The first is the concept of mesaye’ah yedei ovrei aveirah — a prohibition on strengthening the hands of wrongdoers (Bavli Avodah Zarah 55b; Mishneh Torah, Laws of Murder 12:14). A seller who abandons ethical constraints gains a competitive advantage; if buyers reward it, every competitor faces pressure to follow — which is why we are forbidden from patronizing such sellers even when our individual choice won’t change their behavior. The race to the bottom becomes self-fulfilling.
Critically, mesaye’ah does not require proof of wrongdoing — only reasonable presumption from what is publicly known. Before adopting an AI tool, this principle would require one to investigate: What does the company permit its technology to be used for? What are its policies on issues from military use to labor practices, environmental impact, and data privacy? When tested, has the company held its ethical lines — or abandoned them? Where the answers give grounds for concern, mesaye’ah says: find another seller. Even in the absence of a morally pure choice, we can still refuse to participate in a race to the bottom.
The second kind of guidance addresses what mesaye’ah cannot — a situation in which the powerful have captured the rules of the marketplace itself. The biblical book of Nehemiah speaks to that.
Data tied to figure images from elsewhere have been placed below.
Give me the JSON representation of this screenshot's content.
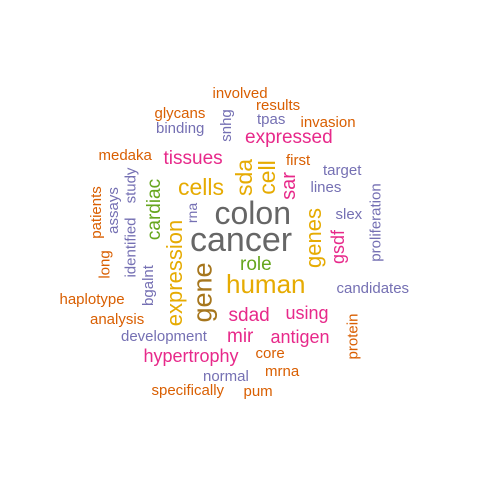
{
  "words": [
    {
      "text": "cancer",
      "color": "#666666"
    },
    {
      "text": "colon",
      "color": "#666666"
    },
    {
      "text": "gene",
      "color": "#a6761d"
    },
    {
      "text": "human",
      "color": "#e6ab02"
    },
    {
      "text": "expression",
      "color": "#e6ab02"
    },
    {
      "text": "cells",
      "color": "#e6ab02"
    },
    {
      "text": "cell",
      "color": "#e6ab02"
    },
    {
      "text": "sda",
      "color": "#e6ab02"
    },
    {
      "text": "genes",
      "color": "#e6ab02"
    },
    {
      "text": "tissues",
      "color": "#e7298a"
    },
    {
      "text": "expressed",
      "color": "#e7298a"
    },
    {
      "text": "sar",
      "color": "#e7298a"
    },
    {
      "text": "sdad",
      "color": "#e7298a"
    },
    {
      "text": "using",
      "color": "#e7298a"
    },
    {
      "text": "mir",
      "color": "#e7298a"
    },
    {
      "text": "antigen",
      "color": "#e7298a"
    },
    {
      "text": "hypertrophy",
      "color": "#e7298a"
    },
    {
      "text": "gsdf",
      "color": "#e7298a"
    },
    {
      "text": "cardiac",
      "color": "#66a61e"
    },
    {
      "text": "role",
      "color": "#66a61e"
    },
    {
      "text": "rna",
      "color": "#7570b3"
    },
    {
      "text": "lines",
      "color": "#7570b3"
    },
    {
      "text": "target",
      "color": "#7570b3"
    },
    {
      "text": "slex",
      "color": "#7570b3"
    },
    {
      "text": "proliferation",
      "color": "#7570b3"
    },
    {
      "text": "candidates",
      "color": "#7570b3"
    },
    {
      "text": "development",
      "color": "#7570b3"
    },
    {
      "text": "bgalnt",
      "color": "#7570b3"
    },
    {
      "text": "identified",
      "color": "#7570b3"
    },
    {
      "text": "study",
      "color": "#7570b3"
    },
    {
      "text": "assays",
      "color": "#7570b3"
    },
    {
      "text": "binding",
      "color": "#7570b3"
    },
    {
      "text": "snhg",
      "color": "#7570b3"
    },
    {
      "text": "tpas",
      "color": "#7570b3"
    },
    {
      "text": "normal",
      "color": "#7570b3"
    },
    {
      "text": "first",
      "color": "#d95f02"
    },
    {
      "text": "invasion",
      "color": "#d95f02"
    },
    {
      "text": "results",
      "color": "#d95f02"
    },
    {
      "text": "involved",
      "color": "#d95f02"
    },
    {
      "text": "glycans",
      "color": "#d95f02"
    },
    {
      "text": "medaka",
      "color": "#d95f02"
    },
    {
      "text": "patients",
      "color": "#d95f02"
    },
    {
      "text": "long",
      "color": "#d95f02"
    },
    {
      "text": "haplotype",
      "color": "#d95f02"
    },
    {
      "text": "analysis",
      "color": "#d95f02"
    },
    {
      "text": "core",
      "color": "#d95f02"
    },
    {
      "text": "mrna",
      "color": "#d95f02"
    },
    {
      "text": "pum",
      "color": "#d95f02"
    },
    {
      "text": "specifically",
      "color": "#d95f02"
    },
    {
      "text": "protein",
      "color": "#d95f02"
    }
  ]
}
When Nehemiah discovered that wealthy elites were exploiting their neighbors during the very crisis in which the community was rebuilding Jerusalem’s walls — seizing fields, charging predatory interest, taking children as debt collateral — he didn’t appeal to individual conscience. He convened a public assembly, named what was happening, and bound the powerful with a public oath (Nehemiah 5:1-13). A handful of powerful actors exploiting a collective crisis for private gain: the parallel to our moment is not subtle.
We should call for legislation establishing what companies may build, what the military may deploy, and what protections citizens are guaranteed — with enforcement mechanisms that survive changes in administration. And since this technology transcends borders, we need the kind of internationally agreed-upon framework we once built around nuclear weapons. These demands may not pass. But Nehemiah did not wait for favorable conditions. He convened the assembly anyway.
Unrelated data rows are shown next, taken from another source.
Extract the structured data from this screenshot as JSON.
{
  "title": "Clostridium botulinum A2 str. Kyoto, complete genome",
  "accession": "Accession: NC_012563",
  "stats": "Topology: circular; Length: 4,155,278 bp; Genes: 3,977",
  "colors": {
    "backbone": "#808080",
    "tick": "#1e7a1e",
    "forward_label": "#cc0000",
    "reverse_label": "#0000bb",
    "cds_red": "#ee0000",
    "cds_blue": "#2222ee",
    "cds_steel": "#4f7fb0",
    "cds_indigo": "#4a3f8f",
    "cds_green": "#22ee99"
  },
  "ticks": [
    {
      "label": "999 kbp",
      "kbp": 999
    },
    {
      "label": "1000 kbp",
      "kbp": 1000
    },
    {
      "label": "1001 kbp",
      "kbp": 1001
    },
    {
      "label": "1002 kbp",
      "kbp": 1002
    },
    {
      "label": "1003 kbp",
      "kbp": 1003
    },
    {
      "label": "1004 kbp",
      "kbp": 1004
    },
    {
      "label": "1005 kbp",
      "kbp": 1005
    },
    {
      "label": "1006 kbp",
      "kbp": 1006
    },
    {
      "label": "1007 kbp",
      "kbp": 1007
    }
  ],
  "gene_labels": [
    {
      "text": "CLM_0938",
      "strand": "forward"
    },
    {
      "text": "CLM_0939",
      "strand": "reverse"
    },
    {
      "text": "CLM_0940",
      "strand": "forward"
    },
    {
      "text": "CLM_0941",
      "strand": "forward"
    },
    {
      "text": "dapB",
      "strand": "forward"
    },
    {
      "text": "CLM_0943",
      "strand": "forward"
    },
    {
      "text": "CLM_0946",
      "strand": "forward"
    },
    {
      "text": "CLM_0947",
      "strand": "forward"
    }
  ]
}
I will, in all likelihood, keep using Claude — still uncertain whether that is the ethical choice or merely the least bad one. But I am striving to make my choices about AI with open eyes: investigating before I use, asking the questions mesaye’ahrequires, and refusing to mistake personal choices for a substitute for the harder collective demands this moment requires. That is the work Jewish tradition demands of us — and I fear we have not yet begun it seriously.